Cabello recently published a “How-To” article in La Verne Magazine showing how to create a custom headband. She is always thinking of ways to make old accessories look new.

“It always looked like you either mass produce all your jewelry or you dress like a hippie old lady and sell it at outrageous prices,” Cabello said. “I’d like to be able to make cute, pretty jewelry that anyone can buy.”

Cabello hopes to open a shop of her own one day.

“I could sit and make stuff and people could watch me, or at least place orders with me,” Cabello said. “Of course all of this somehow has to fit in between graduating, grad school, family, traveling and the rest of my life.”

Faster Than You: Pittsburgh

“I was looking for a unique necklace to wear to a party and I hated everything (in stores). I wore it that night and sold it,” Pericht said. “I was working at a beauty supply store. I started making money off of these necklaces, (it) was more profitable than standing by the cash register. I just went with it.”

Pericht designs custom necklaces and earrings, many of them bright with glitter, that look like tattoos from far away. Designs include sparrows, ‘Dia de los Muertos’-like skulls and giant roses.

“This is pretty much the only thing I do right now. People think its stupid. The whole time I was at my job I was thinking I had to go home and make a necklace,” Pericht said. “Why talk about hair dryers for $6 an hour when I can make $19 an hour.

Pericht has an art degree form the University of Pittsburgh. Being out of school for three years, Pericht first tried to sell her paintings for money. However, her jewelry gig took off right away, partially because people can wear her art.

“I totally live in the artistic style. I have my chips and paint in the same place I sleep with my stuff,” Pericht said. “I wouldn’t live any other way. I use this stuff so constantly. I have binders and packing material I can still find everything.”            

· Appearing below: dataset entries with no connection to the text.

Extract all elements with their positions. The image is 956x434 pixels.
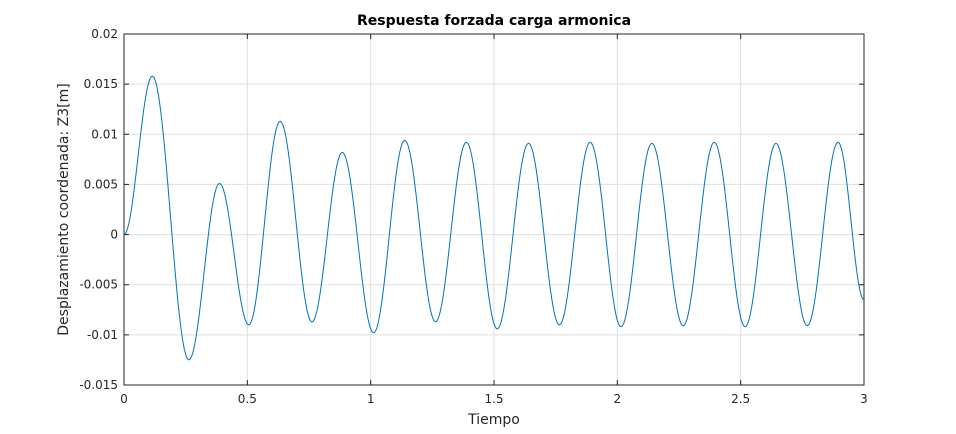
y-tick-label: 0.01 <box>91 127 118 141</box>
x-tick-label: 2.5 <box>731 392 750 406</box>
x-axis-label: Tiempo <box>467 412 520 428</box>
y-tick-label: 0.005 <box>84 177 118 191</box>
y-tick-label: 0.015 <box>84 77 118 91</box>
x-tick-label: 2 <box>614 392 622 406</box>
y-tick-label: -0.01 <box>87 328 118 342</box>
chart-title: Respuesta forzada carga armonica <box>357 13 631 29</box>
y-tick-label: 0 <box>110 228 118 242</box>
x-tick-label: 1 <box>367 392 375 406</box>
x-tick-label: 0.5 <box>238 392 257 406</box>
y-tick-label: -0.005 <box>79 278 118 292</box>
series-line <box>123 75 865 361</box>
grid-layer <box>124 34 864 385</box>
y-tick-label: 0.02 <box>91 27 118 41</box>
x-tick-label: 1.5 <box>484 392 503 406</box>
x-tick-label: 3 <box>860 392 868 406</box>
y-tick-label: -0.015 <box>79 378 118 392</box>
y-axis-label: Desplazamiento coordenada: Z3[m] <box>56 83 72 335</box>
x-tick-label: 0 <box>120 392 128 406</box>
tick-layer: 0 0.5 1 1.5 2 2.5 3 -0.015 -0.01 -0.005 0 0.005 0.01… <box>79 27 868 406</box>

Pericht has been making necklaces for one and a half years.

“When I first started I had 12 designs,” Pericht said. “I’ve improved so much.”

Pericht notes her parents are happy that’s she’s doing something with her art degree.

Faster Than You can be found online at

Deadly Kustoms: West Covina

I would see a lot of stuff at the store that I liked and I thought was overpriced so I thought, ‘why not make it myself?’” Jeanette Santillan, creator of Deadly Kustoms said.

Santillan began designing hair accessories at home a year ago.  Spools of ribbon, bags of plastic skulls and hearts, buttons, headbands and a glue gun are taking over her desk.

“I’m currently a fashion design student at Cal Poly Pomona, so this is officially the first thing I’m designing and making myself,” Santillan said.  “Hopefully this will just evolve into my future and another great creation will come out of it.”

Around Halloween Santillan stocks up on plastic skulls, tombstones and bats from Jo-Ann Fabric & Crafts and Michaels.

“Most of my stuff has a theme: it’s punk, rockabilly and goth. There’s always a different touch to it that makes it wearable and your own,” Santillan said. “It’s not something you can pick up at Hot Topic.”

Santillan makes about $50 a week selling her accessories on eBay and more at Panik records, a record store where her bows and headbands are sold. She has also been a vendor at Hootenanny, Punk Rock Drive-In, and opening weekend at the L.A. County fair.

Life is hectic for these homemade artists. Monares notes that her three roommates aren't just living with her, they're living with Kustom Voodoo.

"Stuff on the balcony is drying, my bed hasn't been made, and my roommates say 'I understand, I understand.' I don't know how much longer they'll be able to understand," Monares said.